On November 9, an en banc opinion of the Fifth Circuit Court of Appeals ruled that arbitration provisions in international reinsurance contracts are enforceable despite a Louisiana statute prohibiting arbitration agreements in insurance contracts.
In Safety Nat’l Cas. Ass’n v. Certain Underwriters at Lloyd’s the Underwriters provided reinsurance for excess policies issued to a workers compensation self-insurance fund. After Underwriters refused to recognize as an assignment of the fund’s rights to Safety National, the fund brought suit in a Louisiana federal court. Underwriters moved to compel arbitration. The court ultimately denied the motion, finding that the McCarran-Ferguson Act allowed a Louisiana statute forbidding arbitration provisions in insurance contracts to “reverse-preempt” the Convention on the Recognition and Enforcement of Foreign Arbitral Awards and its implementing legislation, the Convention Act. The McCarran-Ferguson Act provides that no act of Congress is to be construed to invalidate, impair or supersede a state insurance law unless the act of Congress specifically relates to the business of insurance.

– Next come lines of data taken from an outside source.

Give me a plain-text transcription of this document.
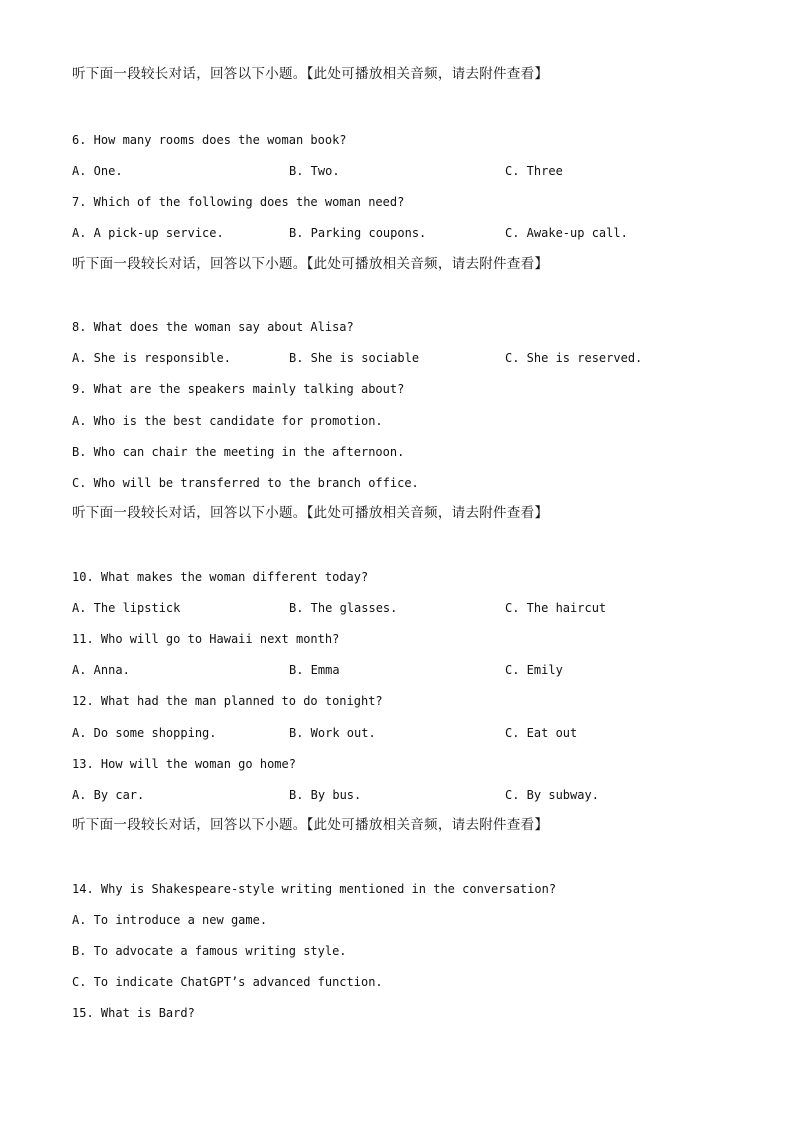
听下面一段较长对话，回答以下小题。【此处可播放相关音频，请去附件查看】
6. How many rooms does the woman book?
A. One.	B. Two.	C. Three
7. Which of the following does the woman need?
A. A pick-up service.	B. Parking coupons.	C. Awake-up call.
听下面一段较长对话，回答以下小题。【此处可播放相关音频，请去附件查看】
8. What does the woman say about Alisa?
A. She is responsible.	B. She is sociable	C. She is reserved.
9. What are the speakers mainly talking about?
A. Who is the best candidate for promotion.
B. Who can chair the meeting in the afternoon.
C. Who will be transferred to the branch office.
听下面一段较长对话，回答以下小题。【此处可播放相关音频，请去附件查看】
10. What makes the woman different today?
A. The lipstick	B. The glasses.	C. The haircut
11. Who will go to Hawaii next month?
A. Anna.	B. Emma	C. Emily
12. What had the man planned to do tonight?
A. Do some shopping.	B. Work out.	C. Eat out
13. How will the woman go home?
A. By car.	B. By bus.	C. By subway.
听下面一段较长对话，回答以下小题。【此处可播放相关音频，请去附件查看】
14. Why is Shakespeare-style writing mentioned in the conversation?
A. To introduce a new game.
B. To advocate a famous writing style.
C. To indicate ChatGPT’s advanced function.
15. What is Bard?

The Fifth Circuit reversed, holding that the term “act of Congress” as used in the McCarran-Ferguson Act did not encompass international treaties such as the Convention regardless of whether the treaty was self-executing or required implementing legislation. The court specifically disagreed with the Second Circuit opinion in Stephens v. American Int’l Ins. Co., 66 F.3d 41 (2d Cir. 1995), which had held that the implementing statute, rather than the Convention itself, was the relevant consideration and that state law could invalidate an arbitration provision in an international agreement.
The conflict between the circuits sets the stage for a possible resolution of the issue by the U.S. Supreme Court. Until this resolution occurs, the Safety National opinion constitutes the law of the land in Louisiana, Texas and Mississippi and provides substantial ammunition for non-U.S. insurers and reinsurers to obtain enforcement of arbitration provisions in the face of hostile state law.
The case is Safety Nat’l Cas. Ass’n v. Certain Underwriters at Lloyds’, London No. 06-303262 (5th Cir. Nov. 9, 2009).